In 1988, aged 74, Chuba Ikpeazu, then a retired judge, pioneer founder of private clubs, became the oldest chairman of the NFA. He was the third after Amachree and Kentebe to lead the NFA twice. The new board was made up of six of those who served in John Obakpolor’s regime that was dissolved.

They included Henry Olalere, Mike Umeh, Alhaji Yusuf Ali, Bisi Lawrence who became the second vice chairman and Grema Mohammed, the third vice chairman who had survived four past regimes.

Anthony Ikazoboh was appointed the NFA Chairman in succession to Kentebe on the eve of the 1984 Africa Cup of Nations in Cote d’Ivoire. He was in office till 1987 before being removed. He became the fourth man to return to office after being reappointed in 1989, a position he held briefly before becoming a sports minister.

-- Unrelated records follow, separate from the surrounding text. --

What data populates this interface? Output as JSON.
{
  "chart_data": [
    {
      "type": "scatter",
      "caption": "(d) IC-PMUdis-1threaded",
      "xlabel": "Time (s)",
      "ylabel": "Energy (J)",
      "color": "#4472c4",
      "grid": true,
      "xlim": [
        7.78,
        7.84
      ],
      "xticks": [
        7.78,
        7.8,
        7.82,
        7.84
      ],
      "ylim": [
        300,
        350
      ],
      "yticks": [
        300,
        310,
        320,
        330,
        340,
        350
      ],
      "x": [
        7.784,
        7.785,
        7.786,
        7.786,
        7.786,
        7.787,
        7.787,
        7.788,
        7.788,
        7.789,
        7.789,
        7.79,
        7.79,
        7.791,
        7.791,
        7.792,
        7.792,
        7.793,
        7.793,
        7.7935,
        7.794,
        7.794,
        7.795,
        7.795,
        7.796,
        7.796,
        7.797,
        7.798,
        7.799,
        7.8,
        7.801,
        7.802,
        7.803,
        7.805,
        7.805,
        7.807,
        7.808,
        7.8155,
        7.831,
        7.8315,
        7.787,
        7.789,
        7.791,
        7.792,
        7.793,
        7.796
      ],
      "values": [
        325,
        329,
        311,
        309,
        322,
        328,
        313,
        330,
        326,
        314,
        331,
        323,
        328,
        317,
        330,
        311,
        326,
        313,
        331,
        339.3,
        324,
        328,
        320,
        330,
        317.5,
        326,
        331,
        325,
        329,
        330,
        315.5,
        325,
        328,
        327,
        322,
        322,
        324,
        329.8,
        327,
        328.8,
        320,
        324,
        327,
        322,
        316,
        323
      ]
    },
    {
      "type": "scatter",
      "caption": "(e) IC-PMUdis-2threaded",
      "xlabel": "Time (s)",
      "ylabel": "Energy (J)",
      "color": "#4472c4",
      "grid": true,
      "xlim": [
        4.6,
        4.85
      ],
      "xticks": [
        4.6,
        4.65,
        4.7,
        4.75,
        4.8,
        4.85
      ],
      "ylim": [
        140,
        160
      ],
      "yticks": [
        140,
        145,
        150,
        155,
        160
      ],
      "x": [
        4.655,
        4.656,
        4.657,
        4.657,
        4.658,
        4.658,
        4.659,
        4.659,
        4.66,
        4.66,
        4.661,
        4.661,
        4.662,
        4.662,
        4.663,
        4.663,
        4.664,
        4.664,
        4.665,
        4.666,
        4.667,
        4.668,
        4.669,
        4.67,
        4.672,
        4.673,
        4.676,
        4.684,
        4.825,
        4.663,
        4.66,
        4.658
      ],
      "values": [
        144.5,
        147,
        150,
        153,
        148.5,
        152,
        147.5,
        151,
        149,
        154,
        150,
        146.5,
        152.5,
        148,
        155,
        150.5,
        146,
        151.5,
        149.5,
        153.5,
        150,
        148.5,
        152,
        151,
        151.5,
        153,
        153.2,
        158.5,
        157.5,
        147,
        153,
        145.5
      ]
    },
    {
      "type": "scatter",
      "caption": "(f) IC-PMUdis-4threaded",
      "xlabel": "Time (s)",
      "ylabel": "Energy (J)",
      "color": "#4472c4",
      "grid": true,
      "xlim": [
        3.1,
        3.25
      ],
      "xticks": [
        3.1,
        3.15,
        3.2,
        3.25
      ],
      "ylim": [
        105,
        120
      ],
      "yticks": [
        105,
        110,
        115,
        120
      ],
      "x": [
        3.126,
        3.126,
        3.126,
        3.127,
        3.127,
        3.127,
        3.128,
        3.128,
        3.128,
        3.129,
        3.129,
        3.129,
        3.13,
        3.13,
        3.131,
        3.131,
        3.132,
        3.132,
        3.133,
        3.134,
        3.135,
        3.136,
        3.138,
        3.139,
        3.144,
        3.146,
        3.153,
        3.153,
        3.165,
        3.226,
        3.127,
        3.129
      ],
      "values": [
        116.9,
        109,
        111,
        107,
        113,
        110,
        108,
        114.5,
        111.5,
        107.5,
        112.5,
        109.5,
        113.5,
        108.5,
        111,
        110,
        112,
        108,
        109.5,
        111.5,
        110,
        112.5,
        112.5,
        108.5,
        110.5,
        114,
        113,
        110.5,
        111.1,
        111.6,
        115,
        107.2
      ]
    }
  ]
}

Effiom Okon, a secretary of the NFA in 1959 was appointed an interim chairman of the NFA in 1989. In 1991 he was reappointed and held the position till the following year before being removed.

He had been the last person to make a comeback to the seat.

Aminu Maigari will be the first to stage a comeback in 27 years. In the case of Amaju Pinnick, he will up the ante, not just as coming back; he will be the first back-to-back head in 61 years.